Some news out there tell you that “when in Spain, the problem begins” with bicycles but I found it was not so in all cases. You can see on the RENFE website (translated to English here) that bicycles are allowed in certain scenarios (as checked on September 2013).
Folded or disassembled
On middle distance conventional, regional and commuter trains, bicycle are accepted without a case.
On AVE, Long Distance and Avant (AVA) trains, folding or disassembled bicycles are considered hand luggage and can be brought onboard if the following criteria is met:
- contained in a case of 120 x 90 x 40 cm in a disassembled or folded state
- pedals and handlebars be removed and turned 90˚ to fit in the dimensions above
In trains that have sleeping accommodation, and bunk beds:
- only a maximum two bicycles may be on board each train car compartment
- a free bicycle reservation is made (by obtaining a ticket)
Unfolded or fully assembled bicycles
Limited to a train that has a compartment for bicycle and only Media Services Distance Conventional, Regional with the following conditions:
For trains that do not require seat reservation:
- A limit of bicycles per train may apply.
- If there is no set limit, the only limitation is that it involves inconvenience to the other passengers.
- In Middle Distance Conventional the price of bicycle transportation is 3 euros for journeys over 100 kilometers. For travel less than 100 kilometres on these trains transportation cost is 0 €.
For trains that require a reservation:
- Limit the number of bicycles per train. Only be permitted in those trains that have a space or area to transport bicycles, and are therefore limited to a number of bicycles per train.
- The price for bicycle transportation is 3 euros for journeys over 100 kilometers.
Bonus news for bicycles with small wheels: the length of the bicycle is shorter! As pictured with my Bike Friday Silks, our wheels are 20″ compared to a bicycle with 26″ wheels. This means that our bikes are a foot shorter than other 26″ wheeled bicycles and was not inconveniencing other passengers trying to get through the centre path between the seats of the car.
We took our bicycles from Port Bou, Spain on the Catalanya (Catalonia) Regional Train to Barcelona, Spain. The conductor on our train did not say anything to us regarding the bicycles and checked our EURail pass as usual. We passed through the train stations unhindered, both in Port Bou and Barcelona.

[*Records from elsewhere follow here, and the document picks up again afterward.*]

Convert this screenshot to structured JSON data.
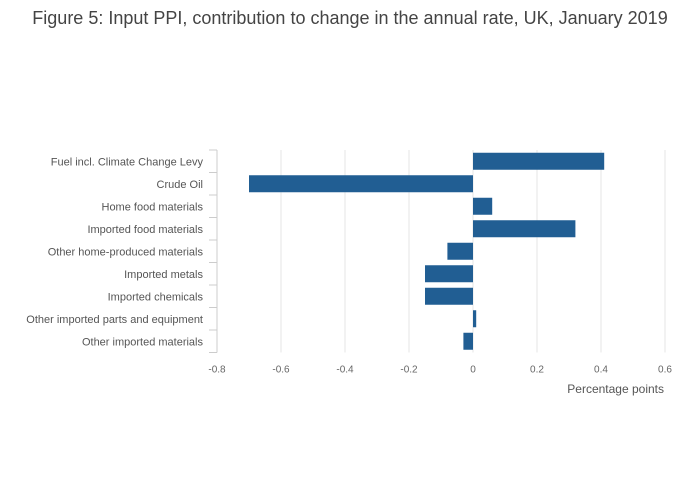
{
  "chart_data": {
    "type": "bar",
    "orientation": "horizontal",
    "title": "Figure 5: Input PPI, contribution to change in the annual rate, UK, January 2019",
    "xlabel": "Percentage points",
    "ylabel": "",
    "xlim": [
      -0.8,
      0.6
    ],
    "xticks": [
      -0.8,
      -0.6,
      -0.4,
      -0.2,
      0,
      0.2,
      0.4,
      0.6
    ],
    "xtick_labels": [
      "-0.8",
      "-0.6",
      "-0.4",
      "-0.2",
      "0",
      "0.2",
      "0.4",
      "0.6"
    ],
    "grid": true,
    "legend": "none",
    "color": "#215e93",
    "categories": [
      "Fuel incl. Climate Change Levy",
      "Crude Oil",
      "Home food materials",
      "Imported food materials",
      "Other home-produced materials",
      "Imported metals",
      "Imported chemicals",
      "Other imported parts and equipment",
      "Other imported materials"
    ],
    "values": [
      0.41,
      -0.7,
      0.06,
      0.32,
      -0.08,
      -0.15,
      -0.15,
      0.01,
      -0.03
    ]
  }
}
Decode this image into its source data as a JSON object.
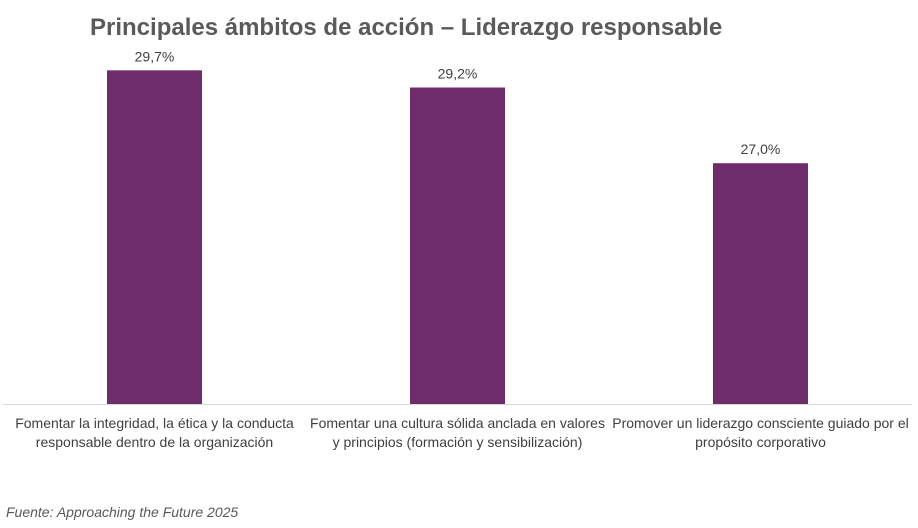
{
  "chart_data": {
    "type": "bar",
    "title": "Principales ámbitos de acción – Liderazgo responsable",
    "categories": [
      "Fomentar la integridad, la ética y la conducta responsable dentro de la organización",
      "Fomentar una cultura sólida anclada en valores y principios (formación y sensibilización)",
      "Promover un liderazgo consciente guiado por el propósito corporativo"
    ],
    "values": [
      29.7,
      29.2,
      27.0
    ],
    "data_labels": [
      "29,7%",
      "29,2%",
      "27,0%"
    ],
    "ylim": [
      20,
      30
    ],
    "grid": false,
    "legend": "none",
    "bar_color": "#6f2c6b",
    "axis_color": "#d9d9d9",
    "source": "Fuente: Approaching the Future 2025"
  }
}
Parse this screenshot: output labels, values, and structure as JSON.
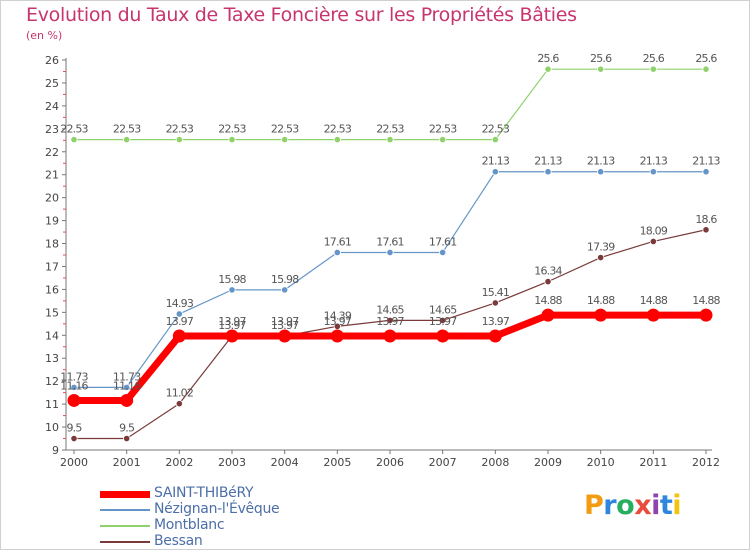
{
  "title": "Evolution du Taux de Taxe Foncière sur les Propriétés Bâties",
  "subtitle": "(en %)",
  "brand": {
    "letters": [
      "P",
      "r",
      "o",
      "x",
      "i",
      "t",
      "i"
    ],
    "colors": [
      "#f39c12",
      "#2e86de",
      "#27ae60",
      "#e74c3c",
      "#8e44ad",
      "#2e86de",
      "#f1c40f"
    ]
  },
  "chart_data": {
    "type": "line",
    "title": "Evolution du Taux de Taxe Foncière sur les Propriétés Bâties",
    "ylabel": "(en %)",
    "xlabel": "",
    "categories": [
      "2000",
      "2001",
      "2002",
      "2003",
      "2004",
      "2005",
      "2006",
      "2007",
      "2008",
      "2009",
      "2010",
      "2011",
      "2012"
    ],
    "ylim": [
      9,
      26
    ],
    "yticks": [
      9,
      10,
      11,
      12,
      13,
      14,
      15,
      16,
      17,
      18,
      19,
      20,
      21,
      22,
      23,
      24,
      25,
      26
    ],
    "grid": false,
    "legend_position": "bottom-left",
    "series": [
      {
        "name": "SAINT-THIBéRY",
        "color": "#ff0000",
        "width": 7,
        "values": [
          11.16,
          11.16,
          13.97,
          13.97,
          13.97,
          13.97,
          13.97,
          13.97,
          13.97,
          14.88,
          14.88,
          14.88,
          14.88
        ],
        "labels": [
          "11.16",
          "11.16",
          "13.97",
          "13.97",
          "13.97",
          "13.97",
          "13.97",
          "13.97",
          "13.97",
          "14.88",
          "14.88",
          "14.88",
          "14.88"
        ]
      },
      {
        "name": "Nézignan-l'Évêque",
        "color": "#6495c8",
        "width": 1.2,
        "values": [
          11.73,
          11.73,
          14.93,
          15.98,
          15.98,
          17.61,
          17.61,
          17.61,
          21.13,
          21.13,
          21.13,
          21.13,
          21.13
        ],
        "labels": [
          "11.73",
          "11.73",
          "14.93",
          "15.98",
          "15.98",
          "17.61",
          "17.61",
          "17.61",
          "21.13",
          "21.13",
          "21.13",
          "21.13",
          "21.13"
        ]
      },
      {
        "name": "Montblanc",
        "color": "#8fd16b",
        "width": 1.2,
        "values": [
          22.53,
          22.53,
          22.53,
          22.53,
          22.53,
          22.53,
          22.53,
          22.53,
          22.53,
          25.6,
          25.6,
          25.6,
          25.6
        ],
        "labels": [
          "22.53",
          "22.53",
          "22.53",
          "22.53",
          "22.53",
          "22.53",
          "22.53",
          "22.53",
          "22.53",
          "25.6",
          "25.6",
          "25.6",
          "25.6"
        ]
      },
      {
        "name": "Bessan",
        "color": "#7a3a3a",
        "width": 1.2,
        "values": [
          9.5,
          9.5,
          11.02,
          13.97,
          13.97,
          14.39,
          14.65,
          14.65,
          15.41,
          16.34,
          17.39,
          18.09,
          18.6
        ],
        "labels": [
          "9.5",
          "9.5",
          "11.02",
          "13.97",
          "13.97",
          "14.39",
          "14.65",
          "14.65",
          "15.41",
          "16.34",
          "17.39",
          "18.09",
          "18.6"
        ]
      }
    ]
  }
}
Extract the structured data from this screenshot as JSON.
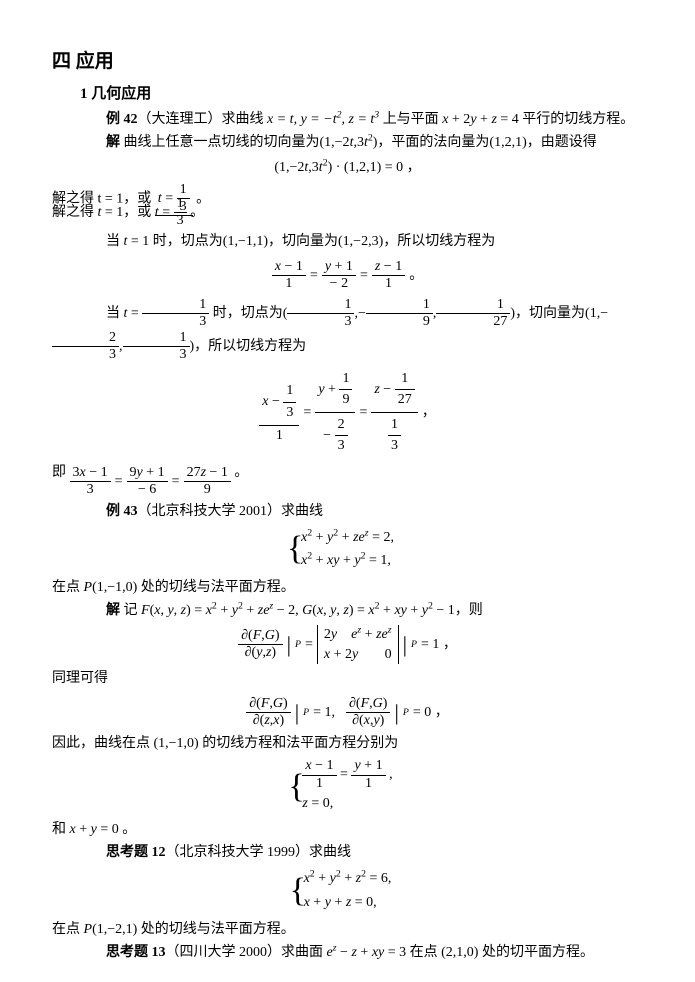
{
  "heading": "四 应用",
  "subheading": "1 几何应用",
  "ex42": {
    "label": "例 42",
    "source": "（大连理工）求曲线 ",
    "curve": "x = t, y = −t², z = t³",
    "tail": " 上与平面 x + 2y + z = 4 平行的切线方程。",
    "sol_label": "解",
    "sol_text": " 曲线上任意一点切线的切向量为(1,−2t,3t²)，平面的法向量为(1,2,1)，由题设得",
    "eq1": "(1,−2t,3t²) · (1,2,1) = 0 ，",
    "solve1a": "解之得 t = 1，或 ",
    "solve1b": " 。",
    "case1a": "当 t = 1 时，切点为(1,−1,1)，切向量为(1,−2,3)，所以切线方程为",
    "case2a": "当 ",
    "case2a_mid": " 时，切点为",
    "case2a_tail": "，切向量为",
    "case2a_end": "，所以切线方程为",
    "ji": "即 ",
    "ji_end": " 。"
  },
  "ex43": {
    "label": "例 43",
    "source": "（北京科技大学 2001）求曲线",
    "sys1": "x² + y² + ze^z = 2,",
    "sys2": "x² + xy + y² = 1,",
    "at_point": "在点 P(1,−1,0) 处的切线与法平面方程。",
    "sol_label": "解",
    "sol_text": " 记 F(x, y, z) = x² + y² + ze^z − 2, G(x, y, z) = x² + xy + y² − 1，则",
    "tongli": "同理可得",
    "yinci": "因此，曲线在点 (1,−1,0) 的切线方程和法平面方程分别为",
    "res_sys1_a": "x − 1",
    "res_sys1_b": "y + 1",
    "res_sys2": "z = 0,",
    "he": "和 x + y = 0 。"
  },
  "p12": {
    "label": "思考题 12",
    "source": "（北京科技大学 1999）求曲线",
    "sys1": "x² + y² + z² = 6,",
    "sys2": "x + y + z = 0,",
    "at_point": "在点 P(1,−2,1) 处的切线与法平面方程。"
  },
  "p13": {
    "label": "思考题 13",
    "source": "（四川大学 2000）求曲面 e^z − z + xy = 3 在点 (2,1,0) 处的切平面方程。"
  }
}
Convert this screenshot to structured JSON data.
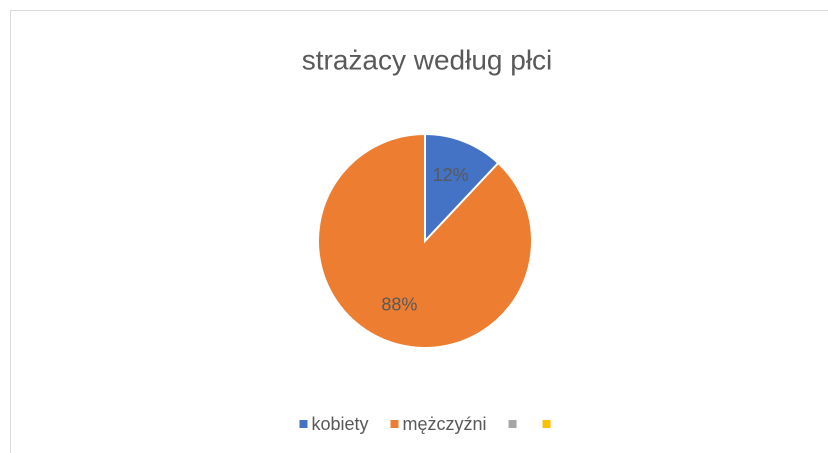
{
  "chart_data": {
    "type": "pie",
    "title": "strażacy według płci",
    "categories": [
      "kobiety",
      "mężczyźni",
      null,
      null
    ],
    "values": [
      12,
      88,
      0,
      0
    ],
    "value_labels": [
      "12%",
      "88%",
      null,
      null
    ],
    "colors": [
      "#4472c4",
      "#ed7d31",
      "#a5a5a5",
      "#ffc000"
    ],
    "legend": "bottom"
  }
}
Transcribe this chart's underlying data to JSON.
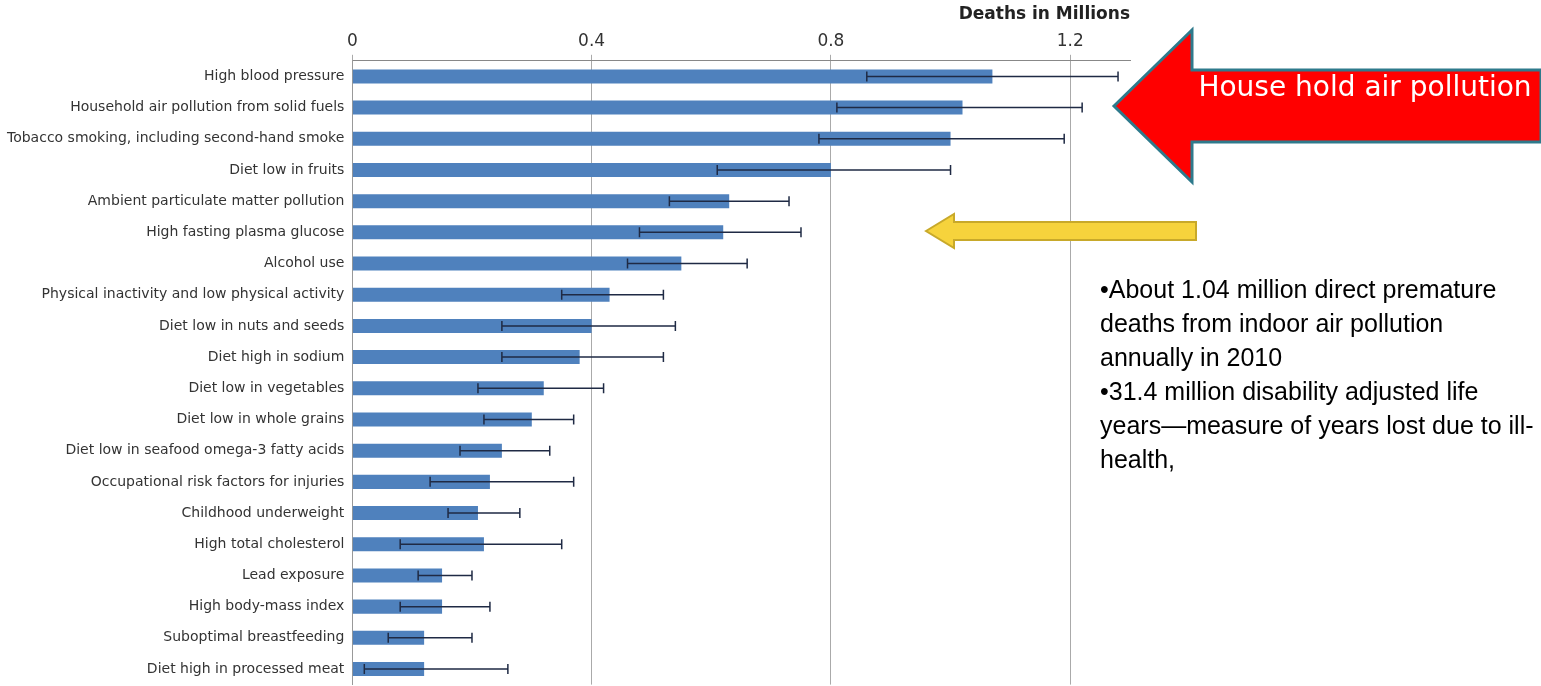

Pro tip: use your bicycle lock to tether it to a rail so it does not fall over, or on other people. You can see it on our picture attached to this post that we use our bike cable to tie our seat to a hand rail. Nothing gets bicycles banned on trains faster than hurting other people. There was another local Spaniard who took his Rockrider Mountain Bike on the train as well, and he was not questions it – except that he left it unattended, unsecured (was standing up with a kickstand) so it fell on another woman passenger and hurt her during the train ride.